Een voorbeeld van duurzame vastlegging zijn oceanen. Sommige  planktonsoorten vormen harde schildjes van kalk (CaCO3) waarin koolstof zit dat uit kooldioxide wordt gehaald. Als dit plankton sterft, zakt de kalk naar de bodem van de oceaan en hoopt zich daar eeuwig op. Aan dit proces hebben we mergel en marmer te danken. Bij bossen is van zo'n duurzame vastlegging geen sprake. Eenmaal volgroeid houdt de vastlegging immers op. Het kooldioxide blijft vastgelegd zolang het hout niet wordt afgebroken. Bijvoorbeeld wanneer het dienst doet als bouwmateriaal, verpakkingsmateriaal of als grondstof van meubels.
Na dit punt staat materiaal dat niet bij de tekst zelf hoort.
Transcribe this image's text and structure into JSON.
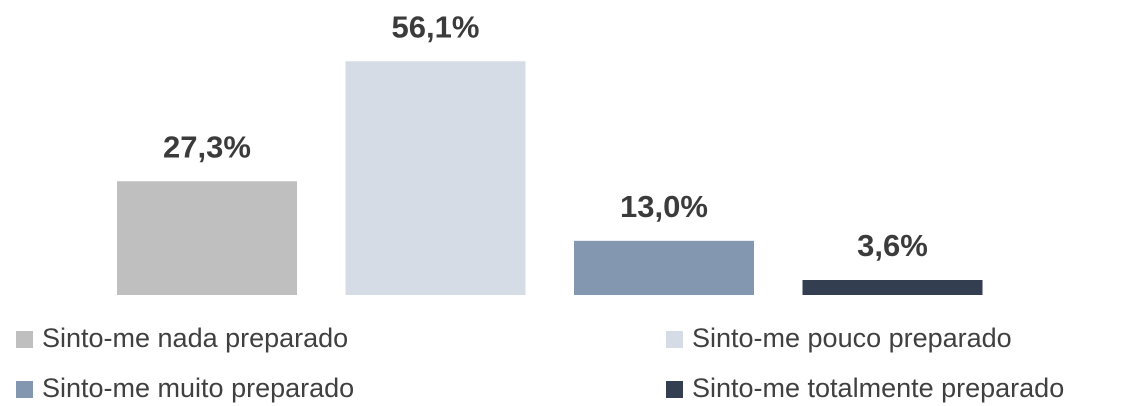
{
  "chart_data": {
    "type": "bar",
    "series": [
      {
        "name": "Sinto-me nada preparado",
        "color": "#bfbfbf",
        "values": [
          27.3
        ],
        "value_labels": [
          "27,3%"
        ]
      },
      {
        "name": "Sinto-me pouco preparado",
        "color": "#d6dce5",
        "values": [
          56.1
        ],
        "value_labels": [
          "56,1%"
        ]
      },
      {
        "name": "Sinto-me muito preparado",
        "color": "#8497b0",
        "values": [
          13.0
        ],
        "value_labels": [
          "13,0%"
        ]
      },
      {
        "name": "Sinto-me totalmente preparado",
        "color": "#333f50",
        "values": [
          3.6
        ],
        "value_labels": [
          "3,6%"
        ]
      }
    ],
    "ylim": [
      0,
      60
    ],
    "legend": "bottom"
  }
}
Maar zodra dit hout wegrot of verbrandt, komt de koolstof in de vorm van kooldioxide weer vrij. 

Verhouding 
Bossen aanplanten  - als daar al ruimte voor is - en deze nooit meer kappen is dus geen alternatief. Bovendien staat de opnamecapaciteit van bossen niet in verhouding tot de enorme uitstoot van kooldioxide door verbranding van fossiele brandstoffen. 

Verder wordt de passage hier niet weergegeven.